Fault isolation to a small ambiguity group (preferably a single LRU) for the majority of the faults detected is an important factor in diagnostic design and implementation. The STAGE chart above shows how one example design measure up in a graphical perspective.
The Alarms per Failure Mode graph above, is useful to help identify areas of the design where diagnostic emphasis should be focused.
System or Mission Aborts (shown above), whether real or false must be a diagnostic priority especially where safety is a concern.
We may remove multiple components (some failed, some non-failed) in any maintenance activity as determined by our Maintenance Schedule, our Prognostic effectiveness (and any related scope, horizon, accuracy & confidence based upon POF studies) our opportunistic replacement strategy (replacing for convenience as hoping to increase availability or defer cost of repeated costs of additional components with a lower RUL), or any Corrective Maintenance based upon the limitations of our Fault Detection and Fault Isolation capability. These Maintenance Actions will all have an impact upon replacement time(s), cost(s), number of components and accuracy or effectiveness of diagnosis/prognosis.
“STAGE” can show the impact of any sort of maintenance philosophy or “mix” of maintenance approaches, including “Condition-Based Maintenance” or “CBM”, which is frequently considered with the incorporation of “Prognostics” in the operational and maintenance environment. Variables are first related to prognostic requirements, such as Horizon (Remaining Useful Life), and confidence / accuracy level. Running the resulting diagnostics with these prognostic tests can then be run in STAGE simulation to show the impact on maintenance actions and down time over time.
With the Operational Simulation from same design knowledgebase that we initially produced the static metrics, we will now be able to determine which of the following time-based metrics will provide useful information for making, not just design decisions, but also “Maintenance” approach decisions. Since we will likely be very surprised how our design reacts or differs in a simulated assessment than from a traditional metric producing paradigm.

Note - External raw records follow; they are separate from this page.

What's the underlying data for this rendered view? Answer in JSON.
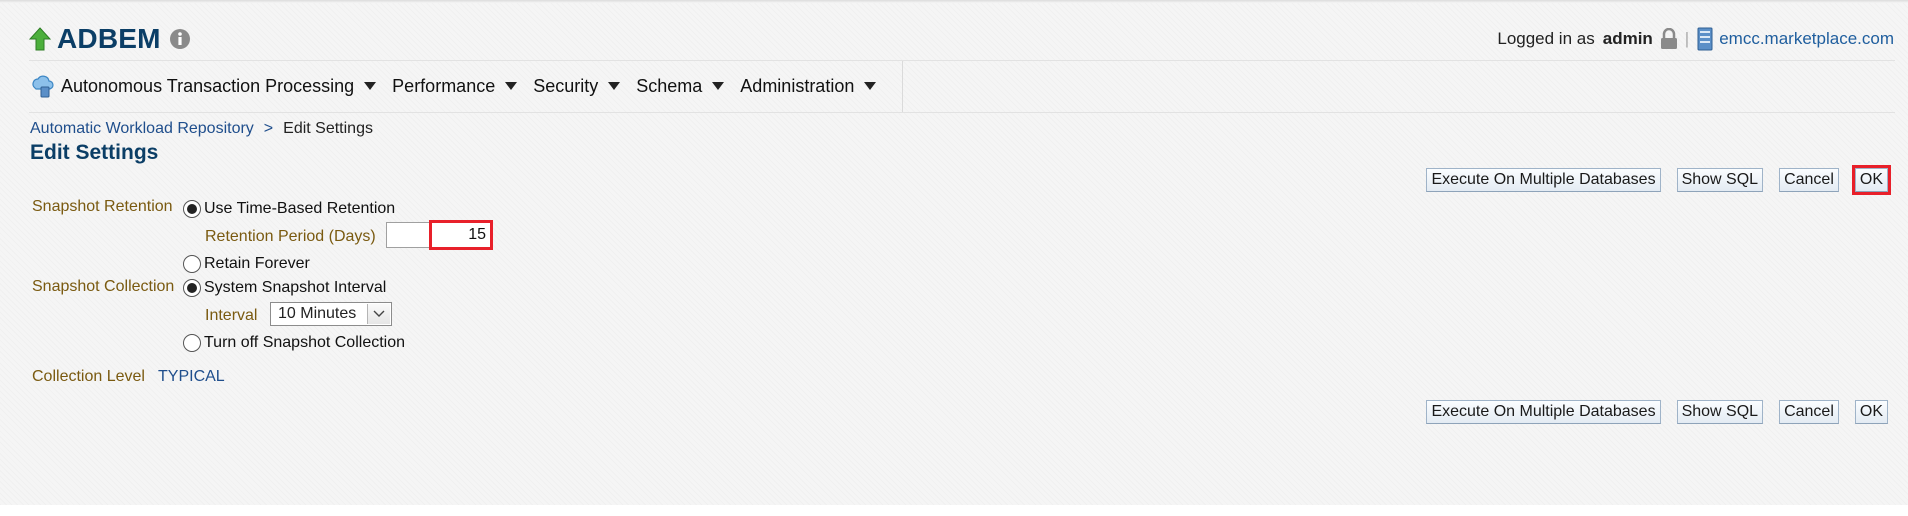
{
  "header": {
    "db_name": "ADBEM",
    "logged_in_label": "Logged in as",
    "user": "admin",
    "host": "emcc.marketplace.com"
  },
  "menu": [
    {
      "label": "Autonomous Transaction Processing"
    },
    {
      "label": "Performance"
    },
    {
      "label": "Security"
    },
    {
      "label": "Schema"
    },
    {
      "label": "Administration"
    }
  ],
  "breadcrumb": {
    "parent": "Automatic Workload Repository",
    "separator": ">",
    "current": "Edit Settings"
  },
  "page_title": "Edit Settings",
  "buttons": {
    "execute": "Execute On Multiple Databases",
    "show_sql": "Show SQL",
    "cancel": "Cancel",
    "ok": "OK"
  },
  "form": {
    "snapshot_retention_label": "Snapshot Retention",
    "use_time_based": "Use Time-Based Retention",
    "retention_period_label": "Retention Period (Days)",
    "retention_period_value": "15",
    "retain_forever": "Retain Forever",
    "snapshot_collection_label": "Snapshot Collection",
    "system_interval": "System Snapshot Interval",
    "interval_label": "Interval",
    "interval_value": "10 Minutes",
    "turn_off": "Turn off Snapshot Collection",
    "collection_level_label": "Collection Level",
    "collection_level_value": "TYPICAL"
  },
  "colors": {
    "title_blue": "#0b3e66",
    "link_blue": "#1f4e8c",
    "label_gold": "#7a5a10",
    "highlight_red": "#e8202a"
  },
  "icons": [
    "up-arrow-icon",
    "info-icon",
    "lock-icon",
    "server-icon",
    "cloud-database-icon",
    "chevron-down-icon"
  ]
}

Where we may have produced ideal static independent discipline-based metric results, we may now produce very surprising or even disturbing, discipline-interdependent, time-based results through a stochastic simulation process – or visa-versa, depending on maintenance, type, frequency, philosophy and the diagnostic integrity of our system.
Let’s be aware that STAGE has an abundance of metrics and some may have more utility when varying the sustainment objectives. With STAGE, you’ll discover many new metrics – and look at the impact of assessing a design and maintenance strategy (that can also evolve with design updates). We will select any of the algorithms described below, which are simply “stock” calculations that produce graphs to place on PowerPoints or can simply produce values that can be placed in a grid to compare results for multiple life time(s) enabling the opportunity to observe how to find the optimum ‘BALANCE’ of maintenance approaches to optimize the impact on the four (4) main goals of Systems Testability: Operational Success, Safety, Operational Availability and Cost of Ownership.

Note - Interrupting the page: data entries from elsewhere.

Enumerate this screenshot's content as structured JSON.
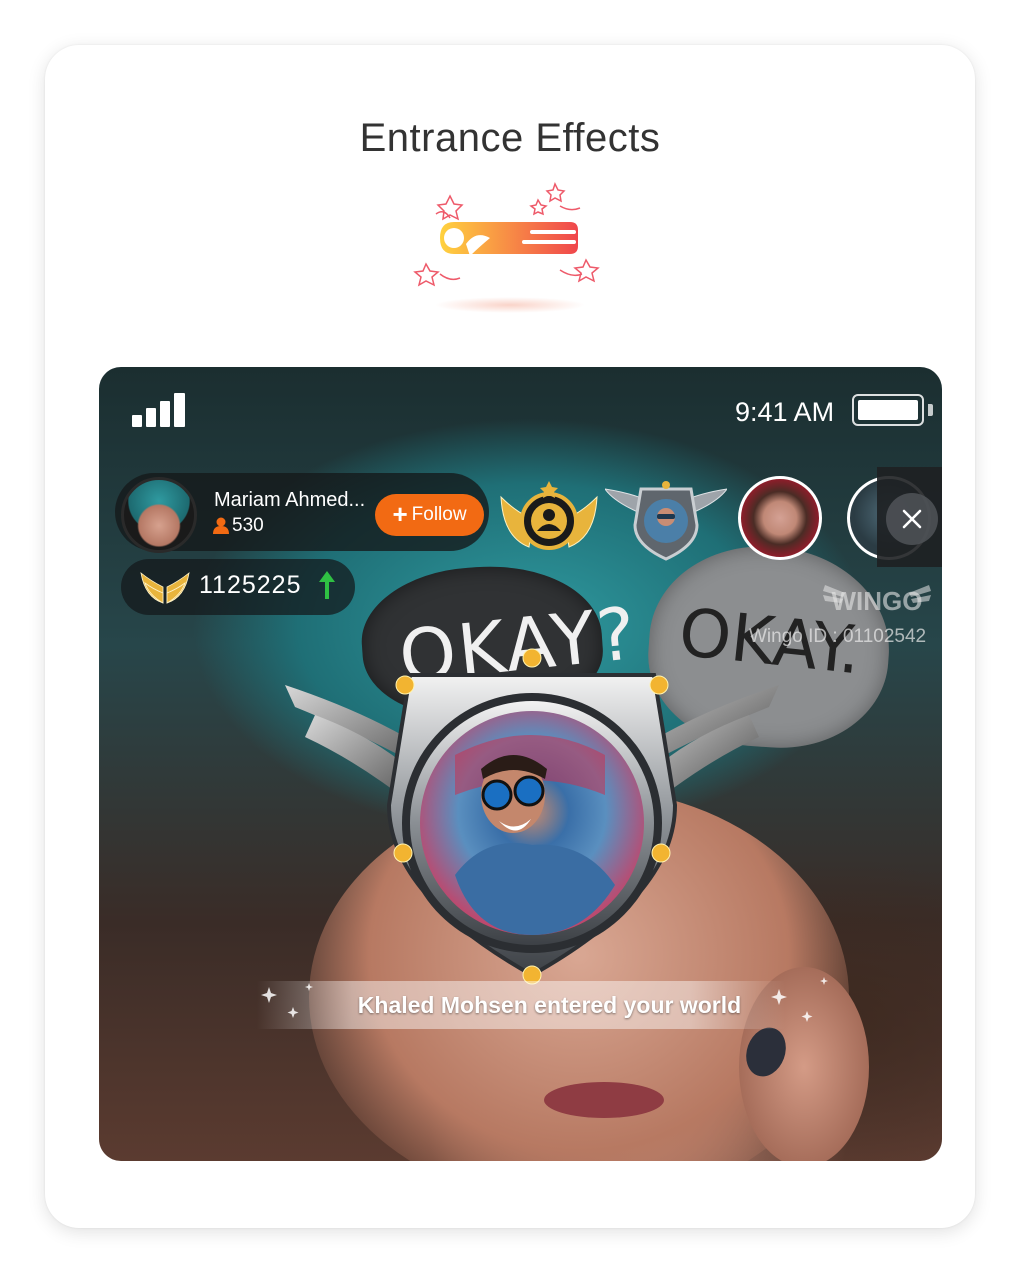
{
  "page": {
    "title": "Entrance Effects"
  },
  "status_bar": {
    "time": "9:41 AM"
  },
  "host": {
    "name": "Mariam Ahmed...",
    "followers": "530",
    "follow_label": "Follow"
  },
  "coins": {
    "value": "1125225"
  },
  "watermark": {
    "brand": "WINGO",
    "id_label": "Wingo ID : 01102542"
  },
  "entrance": {
    "message": "Khaled Mohsen entered your world"
  },
  "photo": {
    "hat_text_1": "OKAY?",
    "hat_text_2": "OKAY."
  },
  "colors": {
    "accent": "#f26a13",
    "arrow": "#2fc043",
    "gold": "#e8b43c"
  },
  "icons": [
    "signal-icon",
    "battery-icon",
    "person-icon",
    "plus-icon",
    "wings-icon",
    "arrow-up-icon",
    "gold-badge-icon",
    "shield-badge-icon",
    "close-icon",
    "comet-icon"
  ]
}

Here is a listing of some of the “Stock Calculations” in STAGE: (Click on the pull-down menu below and scroll to view the entire listing)

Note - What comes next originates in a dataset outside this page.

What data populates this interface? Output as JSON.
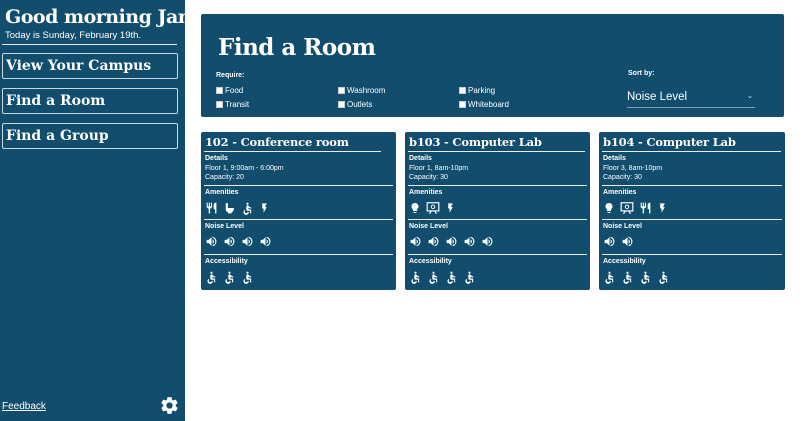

There are many other considerations that can be assessed as well. But the goal is to allow the assessment to accommodate any objective or any complex program before significant investment is made by dismissing the opportunity to discover if there is merit to any of the metrics (conventional and/or progressive) to best exploit or represent the diagnostic integrity of the design. Now, the only answer that matters about the value of any metric (be it a discrete value or produced from a stochastic process) is the answer that supports the context the operational and sustainment requirements.